Сначала идут легонько набросанные пейзажи, ещё немного условные и бледные (I, III, IV), но среди них уже прорываются новые, необычные черты.
Дальше, всё дальше! Вон заплатанные нивы,
Словно плахты кругом разлеглись,
Потом всё укрыли те тучи сивые,
Густого дыма — исчезает лес,
Горы весёлые, зелёные долины
Мигом исчезли, как сладкие сны.
Ещё через час и ещё через миг —
Уже они где-то далеко, навек!
Совсем как волны былого счастья! — откликается что-то в душе авторки при этом виде. Рефлексия, ещё робкая, будет возвращаться всё чаще, всё крепче, пока огнём своим не переплавит всех впечатлений, всех чувств авторки, пока физическое око и физическое ухо не станут полностью органами её поэтической души.
Вот она в большом городе у моря — в Одессе.
И всё — чужбина! Ох, беда одинокому
В широком городе —
Чувствовать себя одиноким!
Хорошо, кто может у чьего-то костра
Склониться и взглядом, и слухом.
Авторка находит здесь подругу; вдвоём они по вечерам смотрят на море, мыслями ищут счастья.

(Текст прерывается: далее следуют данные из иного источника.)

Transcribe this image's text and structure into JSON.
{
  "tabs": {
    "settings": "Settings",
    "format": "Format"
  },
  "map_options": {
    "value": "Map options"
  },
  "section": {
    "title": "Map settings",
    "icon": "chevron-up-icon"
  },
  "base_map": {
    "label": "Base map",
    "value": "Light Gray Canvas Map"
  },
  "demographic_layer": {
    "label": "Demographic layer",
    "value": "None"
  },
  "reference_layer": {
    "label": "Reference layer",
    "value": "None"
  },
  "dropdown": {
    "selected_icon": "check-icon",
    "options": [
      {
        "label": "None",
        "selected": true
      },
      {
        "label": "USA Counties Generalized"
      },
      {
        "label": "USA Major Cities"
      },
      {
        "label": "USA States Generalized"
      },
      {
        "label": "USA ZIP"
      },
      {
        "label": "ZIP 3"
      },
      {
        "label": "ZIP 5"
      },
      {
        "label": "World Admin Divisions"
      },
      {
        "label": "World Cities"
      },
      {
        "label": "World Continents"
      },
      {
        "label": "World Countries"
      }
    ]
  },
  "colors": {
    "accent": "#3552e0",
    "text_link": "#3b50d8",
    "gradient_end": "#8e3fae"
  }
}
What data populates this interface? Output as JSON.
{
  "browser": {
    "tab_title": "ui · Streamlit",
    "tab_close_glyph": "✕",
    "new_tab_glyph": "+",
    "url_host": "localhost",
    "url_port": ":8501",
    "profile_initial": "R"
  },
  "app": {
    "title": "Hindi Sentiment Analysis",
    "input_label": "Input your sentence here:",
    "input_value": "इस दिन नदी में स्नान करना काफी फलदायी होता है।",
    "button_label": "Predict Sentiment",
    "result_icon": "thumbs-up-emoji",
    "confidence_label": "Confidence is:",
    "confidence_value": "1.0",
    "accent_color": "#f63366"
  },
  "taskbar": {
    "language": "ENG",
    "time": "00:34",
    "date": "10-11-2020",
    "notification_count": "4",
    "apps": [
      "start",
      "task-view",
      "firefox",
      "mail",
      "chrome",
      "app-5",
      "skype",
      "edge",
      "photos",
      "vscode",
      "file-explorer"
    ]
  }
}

Но где оно? В небе, в море?
Нет, мысль! напрасно в пространстве мировом
Пристанища ждать,
В бездну без толку нырять:
Любовь и надежда — не в звёздах, не в море!
Совета у людей надобно брать!
Это первый раз в поэзии Леси Украинки звучит социальная нота. До сих пор она любовалась природой, витала в сфере абстрактных человеческих отношений и абстрактного патриотизма; теперь же она начинает пристальнее вглядываться в реальную жизнь и в те общественные отношения, на которых вырастают и повседневное горе, и великие идеалы свободы и равенства. Правда, обстоятельства, в которых жила авторка, не особенно благоприятствовали такому повороту её музы. Обеспеченное экономическое и социальное положение не заставляло её погружаться в бурное море социальных контрастов, а с другой стороны, слабое здоровье требовало лечения в тёплом климате, среди прекрасной природы Крыма. И вот она плывёт из Одессы в Крым.
Дальше, дальше от душного града!
Сердце жаждет раздолья, простора.
Вижу — вдали играет отрада,
Блещет волна на лазурном просторе.
Вся та пьеска (VI, стр. 52–53) — подлинная жемчужина. Мастерская форма наилучшим образом гармонирует с содержанием, — описание морского плавания при ясном, радостном настроении. Авторка изо всех сил гонит от себя всякие тяжёлые воспоминания.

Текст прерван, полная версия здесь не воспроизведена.